Submit the batch job to the queueing system using the command sbatch script.sh where script.sh is the name of the shell script.

Troubleshooting: SSH access to nodes

The above instructions assume that PyBNF can access all allocated nodes via SSH. For some clusters, additional configuration is necessary to enable SSH access: use ssh_keygen (documented in many places, such as here, or here for instructions specific to PyBNF’s Dask scheduler) to set up SSH keys.

To confirm that SSH keys are set up correctly, make sure that you are able to SSH into all allocated nodes without needing to enter a password.

If SSH access is not possible on your cluster, you will have to use Manual configuration with Dask.

TORQUE/PBS

Not yet implemented. Please refer to Manual configuration below

Manual configuration with node names

It is possible to run PyBNF on any cluster regardless of resource manager by simply telling PyBNF the names of the nodes it should run on.

Use manager-specific commands to allocate some number of nodes for your job, and find the names of those nodes. For example, in Torque: qsub -I <options> followed by qstat -u <username>.

Then set the keys scheduler_node and worker_nodes in your PyBNF config file. scheduler_node should be the name of one of the nodes allocated for your job, and worker_nodes should be the space-delimited names of all of your nodes (including the one set as scheduler_node).

PyBNF will then run this fitting job on the specified cluster nodes.

Manual configuration with Dask

PyBNF uses Dask.distributed to manage cluster computing. In most cases, it is not necessary for the user to interact directly with Dask. However, if PyBNF’s automatic Dask setup is unsatisfactory, then the instructions in this section may be helpful to set up Dask manually.

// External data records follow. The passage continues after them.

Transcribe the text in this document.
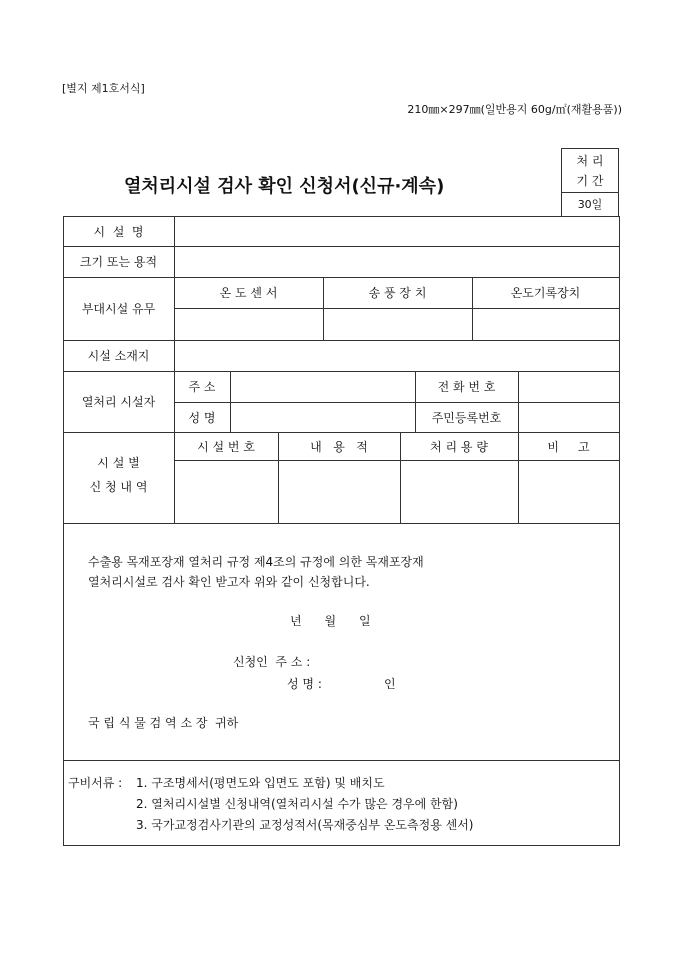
[별지 제1호서식]
210㎜×297㎜(일반용지 60g/㎡(재활용품))
열처리시설 검사 확인 신청서(신규·계속)
처 리
기 간
30일
시  설  명
크기 또는 용적
부대시설 유무
온 도 센 서	송 풍 장 치	온도기록장치
시설 소재지
열처리 시설자
주 소	전 화 번 호
성 명	주민등록번호
시 설 별
신 청 내 역
시 설 번 호	내   용   적	처 리 용 량	비     고
수출용 목재포장재 열처리 규정 제4조의 규정에 의한 목재포장재
열처리시설로 검사 확인 받고자 위와 같이 신청합니다.
년      월      일
신청인  주 소 :
성 명 :	인
국 립 식 물 검 역 소 장  귀하
구비서류 : 1. 구조명세서(평면도와 입면도 포함) 및 배치도
2. 열처리시설별 신청내역(열처리시설 수가 많은 경우에 한함)
3. 국가교정검사기관의 교정성적서(목재중심부 온도측정용 센서)
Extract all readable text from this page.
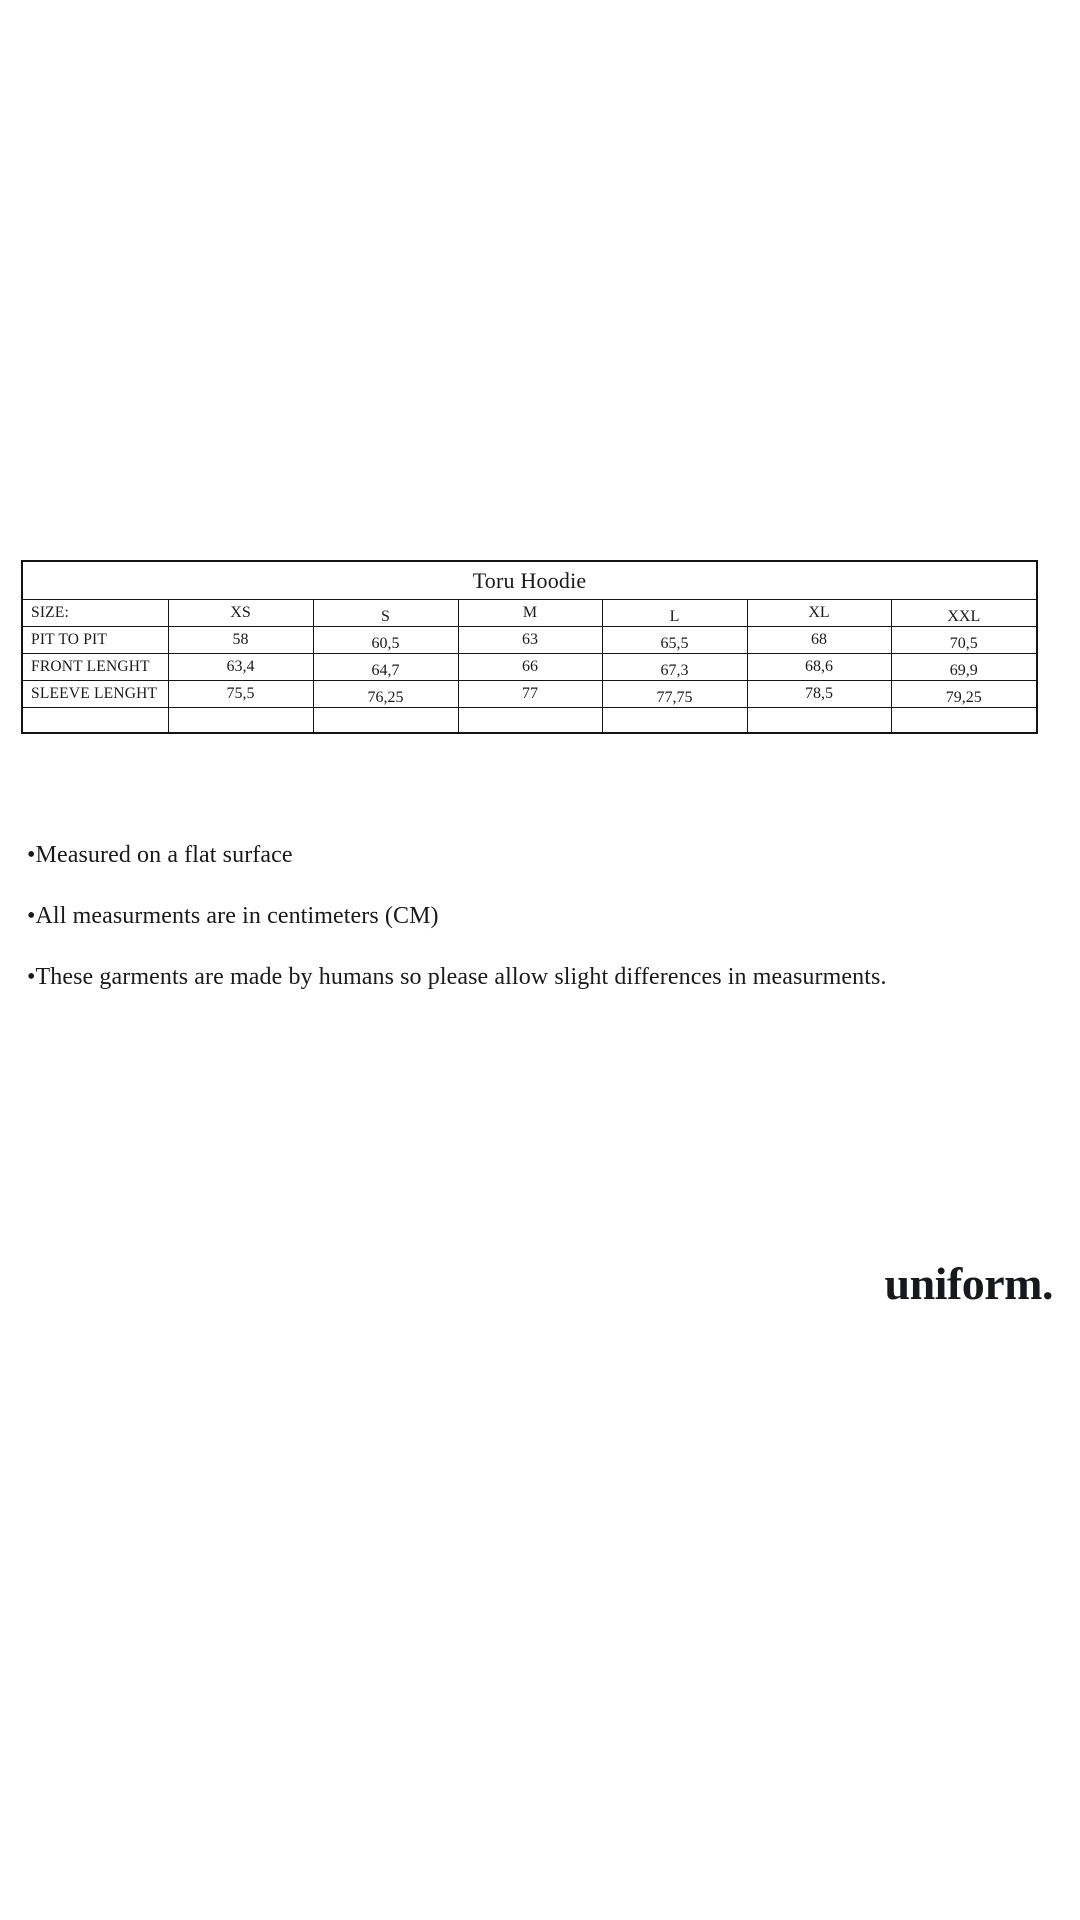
Toru Hoodie						
SIZE:	XS	S	M	L	XL	XXL
PIT TO PIT	58	60,5	63	65,5	68	70,5
FRONT LENGHT	63,4	64,7	66	67,3	68,6	69,9
SLEEVE LENGHT	75,5	76,25	77	77,75	78,5	79,25

•Measured on a flat surface

•All measurments are in centimeters (CM)

•These garments are made by humans so please allow slight differences in measurments.

uniform.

In the automatic PyBNF setup, the command dask-ssh is run on one of the available nodes (which becomes the scheduler node), with all available nodes as arguments (which become the worker nodes). dask-ssh is run with --nthreads 1 and --nprocs equal to the number of available cores per node. The default number of available processes per core is the value returned by multiprocessing.cpu_count(); this default can be overridden by specifying the parallel_count key equal to the total number of processes over all nodes. This entire automatic setup with dask-ssh can be overridden as described below. If overriding the automatic setup, it is recommended to keep nthreads equal to 1 for SBML models because the SBML simulator is not thread safe.

To begin manual configuration, run the command dask-scheduler on the node you want to use as the scheduler. Pass the argument --scheduler-file to create a JSON-encoded text file containing connection information. For example:

dask-schduler --scheduler-file cluster.json

On each node you want to use as a worker, run the command dask-worker. Pass the scheduler file, and also specify the number of processes and threads per process to use on that worker. For example:

dask-worker --scheduler-file cluster.json --nprocs 32 --nthreads 1

Finally, run PyBNF, and pass PyBNF the scheduler file using the -s command line argument or the scheduler_file configuration key:

pybnf -c fit.conf -s cluster.json

For additional dask-scheduler and dask-worker options, refer to the Dask.distributed documentation.